Liberia is rich in natural resources, notably iron ore, diamonds, gold, timber and rubber. All of these sectors suffered dramatically during the civil war that ended in 2003. During the 14 years of war, all major mines were closed and the mineral sector’s contribution to the economy was reduced to a negligible level. In 2010, Liberia made significant progress in reviving the mining sector, which before 1990 had contributed more than 65% of the country’s export earnings and represented about 25% of the country’s gross domestic product (GDP) (source: FIRST Magazine). According to the African Economic Outlook 2014, mining contributed 2.4% of GDP in 2011, which is up from less than one per cent in immediate post-war years.
The mineral commodities produced included cement, diamond and gold. Liberia’s undeveloped mineral resources included base metals, such as cobalt, lead, manganese, nickel, and tin, and industrial minerals, such as dolorite, granite, ilmenite, kyanite, phosphate rock, rutile, silica sand and sulfur. The agriculture sector continues to be the leading contributor to growth followed by the services sector. The mining sector’s contribution to growth has tripled (from 3.7% in 2011 to 10.4% in 2012) due to an expansion of iron ore production (source: FIRST Magazine). The current Ebola outbreak is having an impact of mining operations and economic growth.
Liberia’s 5th EITI Report covering the fiscal year 2011/12 was published in June 2014. The report covers the oil, mining, agriculture and forestry sectors.
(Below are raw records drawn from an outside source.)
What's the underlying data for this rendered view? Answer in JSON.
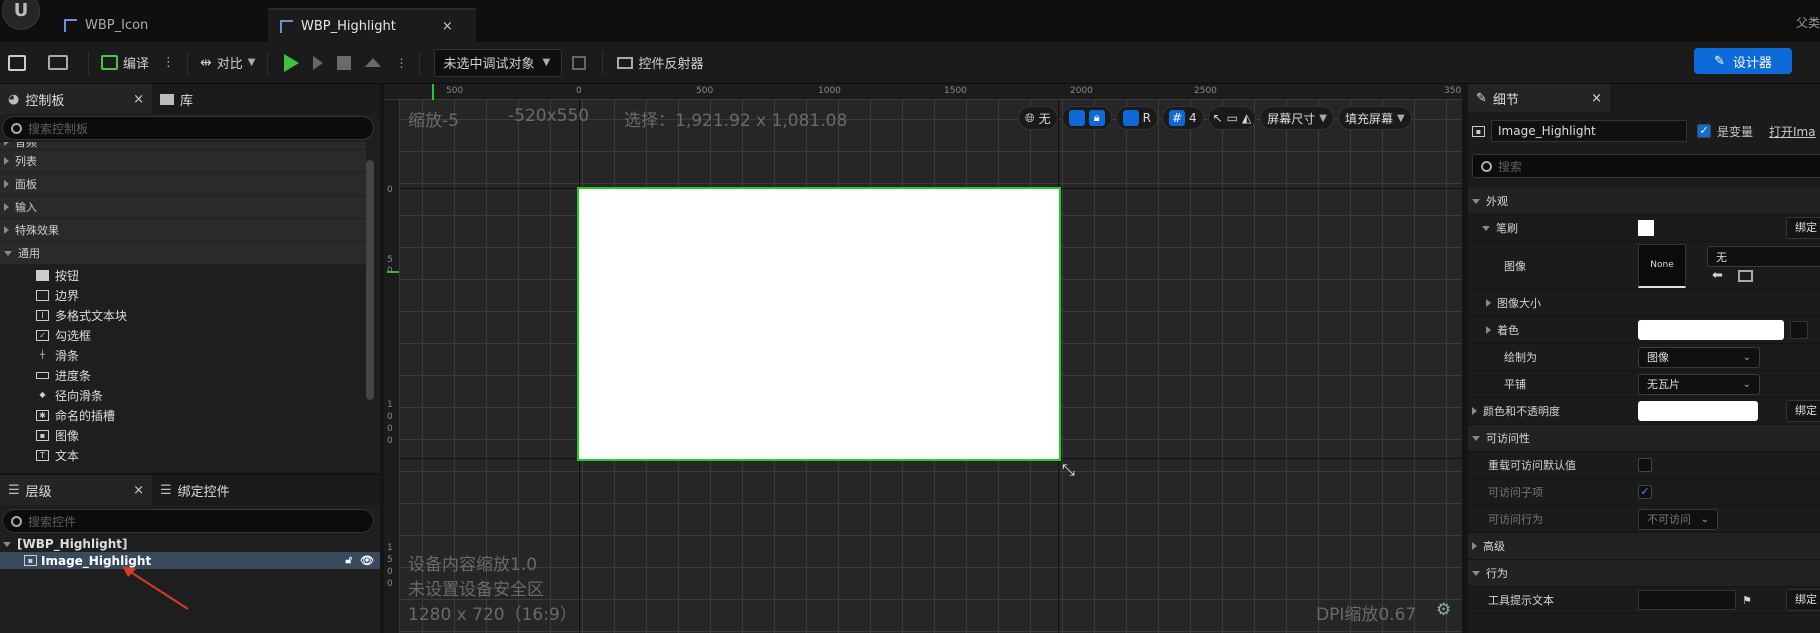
{
  "tabs": [
    {
      "label": "WBP_Icon",
      "active": false
    },
    {
      "label": "WBP_Highlight",
      "active": true
    }
  ],
  "tab_close": "×",
  "topright_label": "父类",
  "toolbar": {
    "compile": "编译",
    "diff": "对比",
    "debug_target": "未选中调试对象",
    "reflector": "控件反射器",
    "designer": "设计器"
  },
  "palette": {
    "tab": "控制板",
    "library_tab": "库",
    "search_placeholder": "搜索控制板",
    "categories": [
      "音频",
      "列表",
      "面板",
      "输入",
      "特殊效果",
      "通用"
    ],
    "widgets": [
      {
        "label": "按钮",
        "icon": "button-icon"
      },
      {
        "label": "边界",
        "icon": "border-icon"
      },
      {
        "label": "多格式文本块",
        "icon": "richtext-icon"
      },
      {
        "label": "勾选框",
        "icon": "checkbox-icon"
      },
      {
        "label": "滑条",
        "icon": "slider-icon"
      },
      {
        "label": "进度条",
        "icon": "progressbar-icon"
      },
      {
        "label": "径向滑条",
        "icon": "radial-slider-icon"
      },
      {
        "label": "命名的插槽",
        "icon": "named-slot-icon"
      },
      {
        "label": "图像",
        "icon": "image-icon"
      },
      {
        "label": "文本",
        "icon": "text-icon"
      }
    ]
  },
  "hierarchy": {
    "tab": "层级",
    "bind_tab": "绑定控件",
    "search_placeholder": "搜索控件",
    "root": "[WBP_Highlight]",
    "child": "Image_Highlight"
  },
  "canvas": {
    "zoom": "缩放-5",
    "coords": "-520x550",
    "selection": "选择：1,921.92 x 1,081.08",
    "ruler_h": [
      "500",
      "0",
      "500",
      "1000",
      "1500",
      "2000",
      "2500",
      "350"
    ],
    "ruler_v": [
      [
        "0"
      ],
      [
        "5",
        "0"
      ],
      [
        "1",
        "0",
        "0",
        "0"
      ],
      [
        "1",
        "5",
        "0",
        "0"
      ]
    ],
    "ctrl_none": "无",
    "ctrl_r": "R",
    "ctrl_grid": "4",
    "screen_size": "屏幕尺寸",
    "fill_screen": "填充屏幕",
    "device_scale": "设备内容缩放1.0",
    "safe_zone": "未设置设备安全区",
    "resolution": "1280 x 720（16:9）",
    "dpi": "DPI缩放0.67"
  },
  "details": {
    "tab": "细节",
    "name": "Image_Highlight",
    "is_variable": "是变量",
    "open": "打开Ima",
    "search_placeholder": "搜索",
    "sec_appearance": "外观",
    "brush": "笔刷",
    "bind": "绑定",
    "image": "图像",
    "none_thumb": "None",
    "none_value": "无",
    "image_size": "图像大小",
    "tint": "着色",
    "draw_as": "绘制为",
    "draw_as_value": "图像",
    "tiling": "平铺",
    "tiling_value": "无瓦片",
    "color_opacity": "颜色和不透明度",
    "sec_access": "可访问性",
    "override_access": "重载可访问默认值",
    "access_children": "可访问子项",
    "access_behavior": "可访问行为",
    "access_behavior_value": "不可访问",
    "sec_advanced": "高级",
    "sec_behavior": "行为",
    "tooltip": "工具提示文本"
  },
  "colors": {
    "accent": "#0e6ad6",
    "selection_green": "#1ed01e",
    "play_green": "#3ec23e"
  }
}
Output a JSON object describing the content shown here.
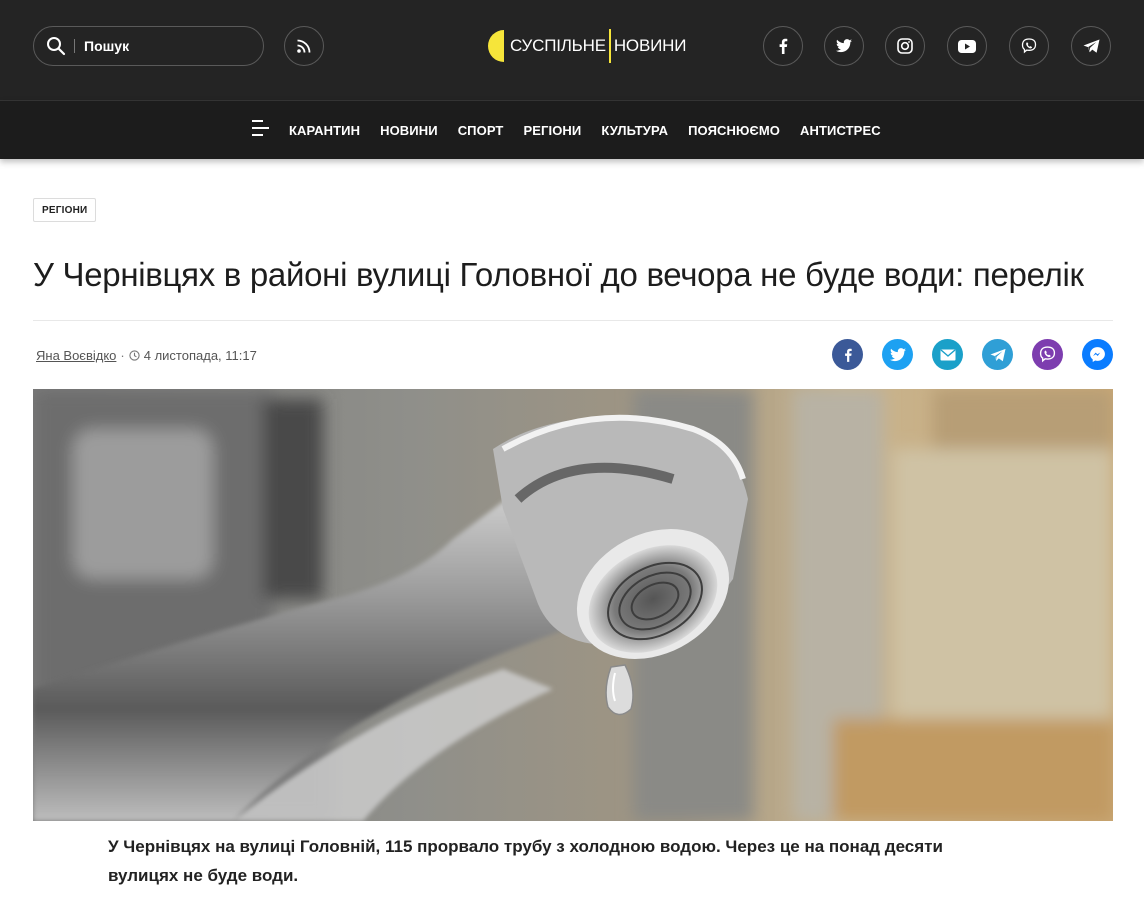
{
  "header": {
    "search_placeholder": "Пошук",
    "logo_text_left": "СУСПІЛЬНЕ",
    "logo_text_right": "НОВИНИ",
    "social_icons": [
      "facebook-icon",
      "twitter-icon",
      "instagram-icon",
      "youtube-icon",
      "viber-icon",
      "telegram-icon"
    ]
  },
  "nav": {
    "items": [
      {
        "label": "КАРАНТИН"
      },
      {
        "label": "НОВИНИ"
      },
      {
        "label": "СПОРТ"
      },
      {
        "label": "РЕГІОНИ"
      },
      {
        "label": "КУЛЬТУРА"
      },
      {
        "label": "ПОЯСНЮЄМО"
      },
      {
        "label": "АНТИСТРЕС"
      }
    ]
  },
  "article": {
    "category": "РЕГІОНИ",
    "title": "У Чернівцях в районі вулиці Головної до вечора не буде води: перелік",
    "author": "Яна Воєвідко",
    "separator": "·",
    "date": "4 листопада, 11:17",
    "share_icons": [
      "facebook-share-icon",
      "twitter-share-icon",
      "email-share-icon",
      "telegram-share-icon",
      "viber-share-icon",
      "messenger-share-icon"
    ],
    "lead": "У Чернівцях на вулиці Головній, 115 прорвало трубу з холодною водою. Через це на понад десяти вулицях не буде води."
  },
  "colors": {
    "header_bg": "#242424",
    "nav_bg": "#1c1c1c",
    "logo_yellow": "#f6e53a",
    "facebook": "#3b5998",
    "twitter": "#1da1f2",
    "email": "#1aa0c9",
    "telegram": "#2f9fd6",
    "viber": "#7d3daf",
    "messenger": "#0a7cff"
  }
}
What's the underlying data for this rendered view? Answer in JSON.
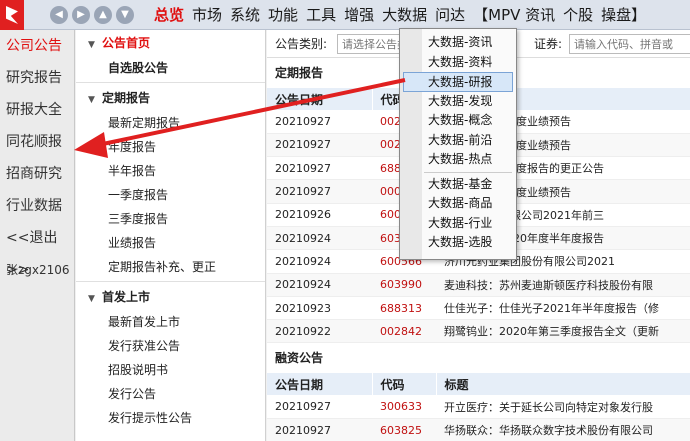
{
  "topbar": {
    "nav_buttons": [
      "◀",
      "▶",
      "▲",
      "▼"
    ],
    "menu": [
      "总览",
      "市场",
      "系统",
      "功能",
      "工具",
      "增强",
      "大数据",
      "问达",
      "【MPV 资讯",
      "个股",
      "操盘】"
    ]
  },
  "left_tabs": [
    "公司公告",
    "研究报告",
    "研报大全",
    "同花顺报",
    "招商研究",
    "行业数据",
    "<<退出>>",
    "张zgx2106"
  ],
  "nav2": {
    "home": "公告首页",
    "watch": "自选股公告",
    "periodic_header": "定期报告",
    "periodic_items": [
      "最新定期报告",
      "年度报告",
      "半年报告",
      "一季度报告",
      "三季度报告",
      "业绩报告",
      "定期报告补充、更正"
    ],
    "ipo_header": "首发上市",
    "ipo_items": [
      "最新首发上市",
      "发行获准公告",
      "招股说明书",
      "发行公告",
      "发行提示性公告"
    ]
  },
  "filter": {
    "category_label": "公告类别:",
    "category_placeholder": "请选择公告类别",
    "stock_label": "证券:",
    "stock_placeholder": "请输入代码、拼音或"
  },
  "periodic": {
    "title": "定期报告",
    "headers": [
      "公告日期",
      "代码",
      "标题"
    ],
    "rows": [
      [
        "20210927",
        "002",
        "2021年前三季度业绩预告"
      ],
      [
        "20210927",
        "002",
        "2021年前三季度业绩预告"
      ],
      [
        "20210927",
        "688",
        "于2021年半年度报告的更正公告"
      ],
      [
        "20210927",
        "000",
        "2021年前三季度业绩预告"
      ],
      [
        "20210926",
        "600",
        "汇能源股份有限公司2021年前三"
      ],
      [
        "20210924",
        "603",
        "味食品关于2020年度半年度报告"
      ],
      [
        "20210924",
        "600566",
        "济川元药业集团股份有限公司2021"
      ],
      [
        "20210924",
        "603990",
        "麦迪科技：苏州麦迪斯顿医疗科技股份有限"
      ],
      [
        "20210923",
        "688313",
        "仕佳光子：仕佳光子2021年半年度报告（修"
      ],
      [
        "20210922",
        "002842",
        "翔鹭钨业：2020年第三季度报告全文（更新"
      ]
    ]
  },
  "financing": {
    "title": "融资公告",
    "headers": [
      "公告日期",
      "代码",
      "标题"
    ],
    "rows": [
      [
        "20210927",
        "300633",
        "开立医疗：关于延长公司向特定对象发行股"
      ],
      [
        "20210927",
        "603825",
        "华扬联众：华扬联众数字技术股份有限公司"
      ]
    ]
  },
  "dropdown": {
    "group1": [
      "大数据-资讯",
      "大数据-资料",
      "大数据-研报",
      "大数据-发现",
      "大数据-概念",
      "大数据-前沿",
      "大数据-热点"
    ],
    "group2": [
      "大数据-基金",
      "大数据-商品",
      "大数据-行业",
      "大数据-选股"
    ],
    "highlighted": "大数据-研报"
  },
  "colors": {
    "accent": "#e01010",
    "arrow": "#e02020",
    "highlight": "#d7e7f8"
  }
}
Total revenue was roughly US $110 million, of which mining contributed 52%, agriculture 25%, oil 13% and forestry 10%. Read the report here.
Liberia is using the EITI process innovatively to investigate key areas of concern – particularly whether contracts were allocated correctly, but also whether companies paid what they should and whether earmarked went where it should.
Liberia has conducted an audit, investigating to what extent procedures were followed on the awarding of concessions, contracts, licenses and other rights between July 2009 and December 2011.
Generally data collection systems are weak, which affects the reliability of data. However, there is more information becoming available through the government cadaster system. There is considerable scope to integrate the EITI production and revenue data with the cadaster system.
In January 2014, Liberia requested an extension to its next reporting deadline (30 June 2015) and to its Validation deadline (1 July 2015) due to the Ebola epidemic. In April 2015, the EITI Board agreed to extend Liberia's reporting dealine to 31 December 2015, and the commencement of Validation to 1 January 2016.
Strategic two-year work plan on incentivizing EITI implementation (for the period covering July 1, 2012 – June 30, 2014).
- EITI-specific law: LEITI Act of 2009 www.leiti.org.lr/uploads/2/1/5/6/21569928/act.pdf.
- Coverage of forestry and agriculture sectors.
- Contracts for concessions in the sector are published www.leiti.org.lr/contracts-and-concessions.html.
- Staff at Liberia EITI discovered that the procedure for awarding oil and mining contracts appeared not to be consistently followed. They therefore decided to perform what they called a “Post Award Process audit”, which looked at 68 contracts that had been awarded.
- Liberia is piloting beneficial ownership.